Scientists No Longer Sharing Information?
chill writes: "A little while back there was an item here on Slashdot about the debate over public funded research and whether or not it should be required to be "open". Well, here is some ammunition to one side of the debate. It seem there is an article in the Chicago Tribune about the increasing unwillingness of genetic researchers to share supporting information with colleagues. The study is from the Journal of the American Medical Association for those who want more than the second-hand summary of the Trib."
I know the humane genome project has been plagued by this since the start. The various companies working on it are very hesitant to release information to their competitors, as pharmeceutical companies could make literally billions of $$ with some of the discoveries that have been made.

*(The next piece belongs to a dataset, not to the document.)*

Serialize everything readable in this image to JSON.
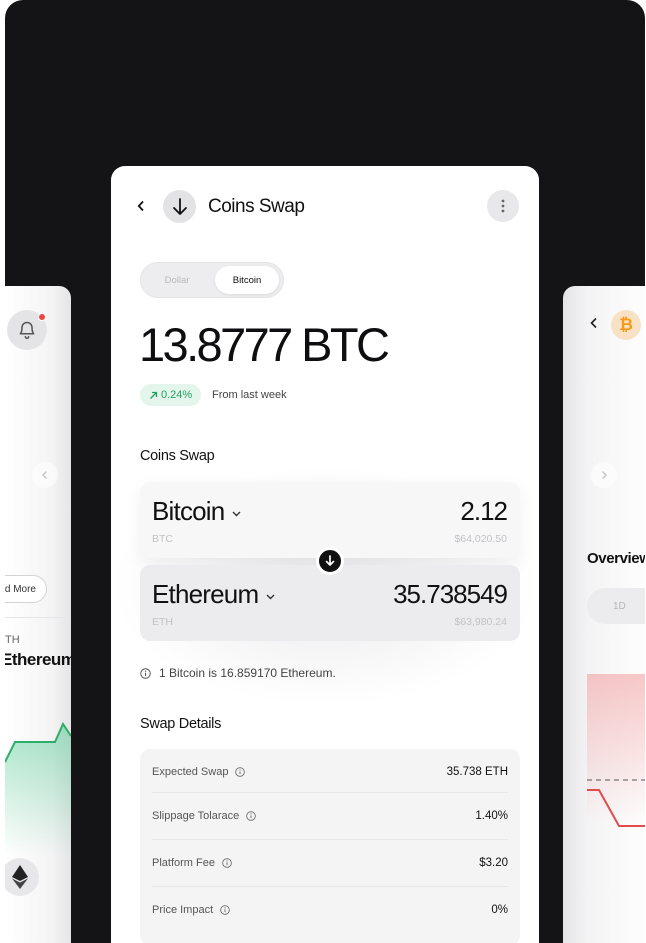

This lack of sharing for sure has been detrimental to the progress of this research, but without the motivation of potential proft, I'm sure there would be even fewer people working on it. Let's face it, it would be great if everyone worked on things like this "to make the world a better place," but most of the financial backers are doing it "to make a crap load of money."
The future isn't what it used to be.
Why is reproducibility important? Let's say group A reports some really neat genetics in mice. Group B doesn't have much interest in reproducing it in mice (little potential for scientific rewards) but tries the same thing in primates and it doesn't work. Without being able to reproduce the work of group A, group B doesn't know whether there is a genuine difference in primates, whether there is something wrong with their procedure, or whether group A just published an incorrect or fraudulent result.
Peer reviewers for reputable journals should insist on reproducibility, which should include a binding offer by the authors to make available all necessary materials to other scientists to reproduce the results and build on them. If anything else were to get published, it should at least be marked in big, red letters as "irreproducible" and should not count much towards someone's scientific publication record--after all, it might all be invented.
I think you'll find that very little has changed lately. Scientists have always been very careful about what information they share with others, for fear of giving an advantage to competitors.
If a project is in the early stages, you don't talk about it at all.
If a project has produced some great results, and it is well in progress, you'll talk about it, but might be a bit hazy on the details. For example, take a geneticist who is hunting for genes contributing to a certain disease. He/she has it partially narrowed down, and is showing a map of the BACs and YACs in the candidate region. Try asking them what chromosome they are looking at. They won't tell you.
If a project is near complete, and is being written up or has already been submitted to a journal, you'll be very open. The odds of being "scooped" at this point are minimal.
These rules vary somewhat depending on whether we're talking about a resource-rich lab that works on projects almost no one else can do, or a small lab doing projects that can be rapidly repeated somewhere else. But in general I think they hold true, and have for many years.
There seems to be a fair number of people actually employed in these fields responding to this article, so this seems like a good place to ask this question.
It appears to me that we're pretty far along when it comes to the biology of sickness-by-infection, where an illness is caused by being attacked by other organisms. There's a long way to go, but it seems to an outsider that most of the fundimental processes are understood, and the lion's share of what remains is of the nature of "find germ, study germ, develop treatment that kills germ without killing host"
But it also seems that we're not very far along when it comes to understanding sickness-though-internal-breakdown, where actual body processes either fail to function or function abnormally.
It strikes me that understanding how human genetics really work is the key to all survival. If we knew how every gene and every internal process functioned, then we cound re-engineer our own genome to fix problems. Eliminate cancer, eliminate AGING, and so forth.
It would thus suggest to me that working on deciphering the human genome is the most important problem in human biology in history, and perhaps even the most important problem EVER.
We should have huge amounts of public money poured into this problem, with all results made public, and all information shared.
Would you agree? Have I made any erronious assumptions?